Nor was it any answer to point out that the right of appeal to the Privy Council was not entrenched in the Constitution, since that was an existing right; the independence of the Privy Council and its imperviousness to local pressure had never been in doubt, and it was not clear how the framers of the Constitu-tion could have entrenched the independence of members of the judicial committee had they wished to do so."

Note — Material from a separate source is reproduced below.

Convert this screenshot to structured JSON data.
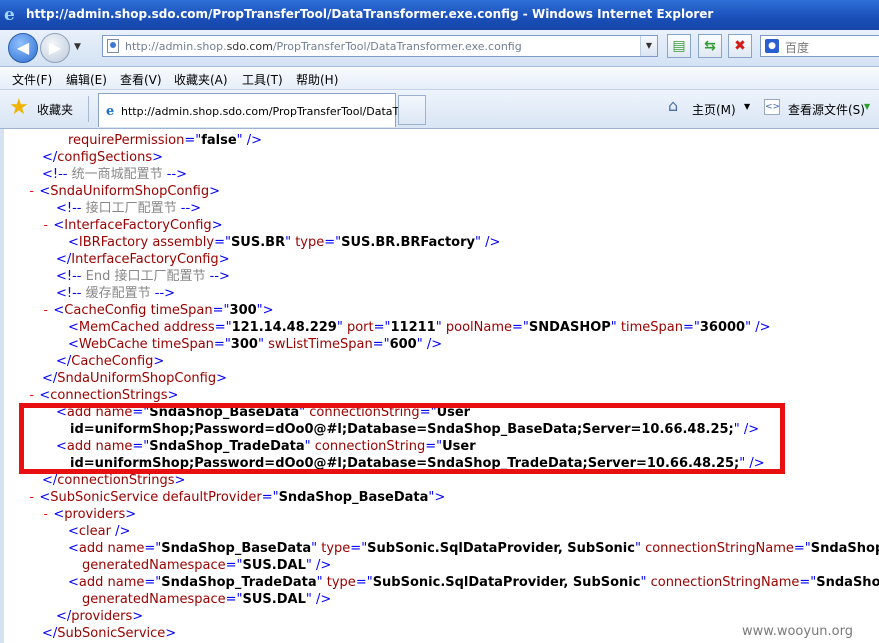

In declaring the three CCJ Acts unconstitutional, the JCPC struck a mighty blow for constitutional authority, and even while noting that "the risk that the governments of the contracting states might amend the CCJ Agreement, so as to weaken its independence is, it may be hoped, fanciful", the JCPC recognised its duty and the role of constitutional authority when it declared: "But an important function of a constitution is to give protection against governmental misbehaviour, and the three acts give rise to a risk which did not exist in the same way before. The board is driven to conclude that the three acts, taken together, do have the effect of undermining the protection given to the people of Jamaica by entrenched provisions of Chapter V11 of the Constitution."
WHERE DO WE GO FROM HERE?
From this, it follows that the procedure appropriate for amendment of an entrenched provision should have been followed."
The government is clearly in a mighty dilemma and a real quandary. Its arrogance has been rightly checked. It must now seek cooperation and better advice than hitherto obtained.
The Caribbean Single Market and Economy (CSME) beckons, and a mechanism needed to resolve disputes. All participating countries in the CSME have adopted the CCJ as the relevant body with an original jurisdiction to govern the treaty. With respect to Jamaica, the CCJ even in its original jurisdiction cannot be more than a quasi-judicial tribunal, as it cannot have the same status as any court here without being entrenched, and its judges would not have the same authority.
Still, the Jamaican Govern-ment could adopt the CCJ as a tribunal, commission, trade court, or some other name with a status less than a judicial court, and continue in the CSME.
With respect to the JCPC, it seems that it will be with us for some time, as it would be sheer malice and arrant arrogance for the government to remove it by deleting section 110 of the Constitution without putting in place a constitutionally protected final appellate court. The CCJ can become entrenched, but it seems that it would only be able to do so through a referendum.
To be sure, the Opposition and the government can agree to entrench the court by the two-thirds majority needed in both Houses of Parliament, but it would be downright treachery if the Opposition should now consent to a mere parliamentary approval when it has always felt that the matter is of such fundamental importance that the people must decide.
SUPPORT FROM THE OPPOSITION
For those who wonder how the present Opposition is thinking, let me quote from some of their speeches in Parliament.
Senator Bruce Golding said: "I support the CCJ subject to all the concerns and stipulations that I have mentioned here. What I am not supporting is a CCJ that is going to be put in the Constitution in such a way that any day a prime minister gets up and feels that it has trampled on the sovereign right of Parliament, he can do something about it. Only a decision by way of a referendum can inspire confidence that whatever decision is taken, will be honoured by a future government. And I have no hesitation in saying that this sentiment stretches right across this aisle."